2 lb. 3 oz. of bread flour (about 7 1/2 cups)
2 oz. of sugar (this needs increasing some, I think)
1.5 t yeast (or 1 rounded teaspoon; I may try 1 t next time)
2 t ground nutmeg (reduce to 1 1/2 t?)
2 t salt (down from 1 T)
4 oz margarine
about 2 cups warm water

I weighed, then sifted the flour, added the sugar, yeast, nutmeg and salt, and mixed in the water gradually, first with a spoon, then my hands. Finally, I continued mixing in the margarine (not butter) with my hands.

I kneaded the dough on a floured surface for about 10 minutes until it was elastic and smooth (it's a stiffer dough than a normal white or whole wheat dough), and turned it into a greased bowl, covered it with a dishtowel and set it in a warm oven to rest and ferment for about half an hour. Then I punched the dough down, divided it in half and stretched each half out and formed each into one-pound loaves to put inside lightly greased aluminum bread pans I brought from Ghana and let them rise (proof) inside my warm oven with a bowl of water below them to keep them from drying out (I also covered them with the dish towel). Instead of the 8 hours I was hoping for, after 4 hours they were at the top of the pans and needed to be baked. I put them in a hot oven (425 degrees F) for about 15 minutes, then turned the heat down to 375 for another 30 minutes. Next time I'll just cook them at 375 degrees for the full 45 minutes or so (my crust browned too quickly).

Today I halved the recipe and just added everything into my bread machine on the dough setting and mixed it, then turned it into a lightly greased bowl to let it rise. It's still rising. I'll wait 7 or 8 hours before I punch it down and make the loaf, then let it rise for about 30 minutes and bake it at 375 degrees F for about 45 minutes.

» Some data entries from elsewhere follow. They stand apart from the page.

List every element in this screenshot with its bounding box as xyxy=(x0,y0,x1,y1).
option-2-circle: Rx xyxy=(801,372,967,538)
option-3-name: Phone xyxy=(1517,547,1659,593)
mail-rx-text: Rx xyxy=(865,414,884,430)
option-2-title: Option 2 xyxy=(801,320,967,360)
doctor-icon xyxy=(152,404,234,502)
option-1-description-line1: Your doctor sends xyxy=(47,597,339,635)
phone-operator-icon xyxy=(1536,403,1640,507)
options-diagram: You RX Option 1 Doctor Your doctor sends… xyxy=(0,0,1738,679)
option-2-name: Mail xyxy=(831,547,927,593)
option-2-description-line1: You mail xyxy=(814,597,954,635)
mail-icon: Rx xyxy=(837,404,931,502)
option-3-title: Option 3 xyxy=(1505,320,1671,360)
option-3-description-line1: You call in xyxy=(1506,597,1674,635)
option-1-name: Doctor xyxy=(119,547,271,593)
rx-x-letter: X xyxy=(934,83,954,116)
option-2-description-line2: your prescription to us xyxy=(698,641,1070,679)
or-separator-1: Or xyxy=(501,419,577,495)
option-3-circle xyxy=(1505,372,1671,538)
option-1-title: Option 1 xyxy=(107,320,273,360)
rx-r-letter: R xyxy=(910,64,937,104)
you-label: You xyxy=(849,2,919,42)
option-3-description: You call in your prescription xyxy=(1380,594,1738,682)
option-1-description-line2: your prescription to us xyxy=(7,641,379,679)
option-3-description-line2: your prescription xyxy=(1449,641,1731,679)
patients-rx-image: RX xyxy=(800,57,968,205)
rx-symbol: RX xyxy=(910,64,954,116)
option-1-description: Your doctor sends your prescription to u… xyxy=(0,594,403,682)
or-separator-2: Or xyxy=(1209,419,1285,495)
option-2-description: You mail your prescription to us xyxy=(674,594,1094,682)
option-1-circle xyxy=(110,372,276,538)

Family taste test: For the first version listed above my husband said there was an elusive flavoring he seemed to think his mother's tea bread used to have (someone suggested it might be mace?). Teenager Sam said he thought mine had too much nutmeg and the texture was different, plus the crust was too tough. Sam and I thought there was too much salt, but my husband disagreed. I'll let you know how the recipe testing process goes as we keep working on this. Please do share your insights.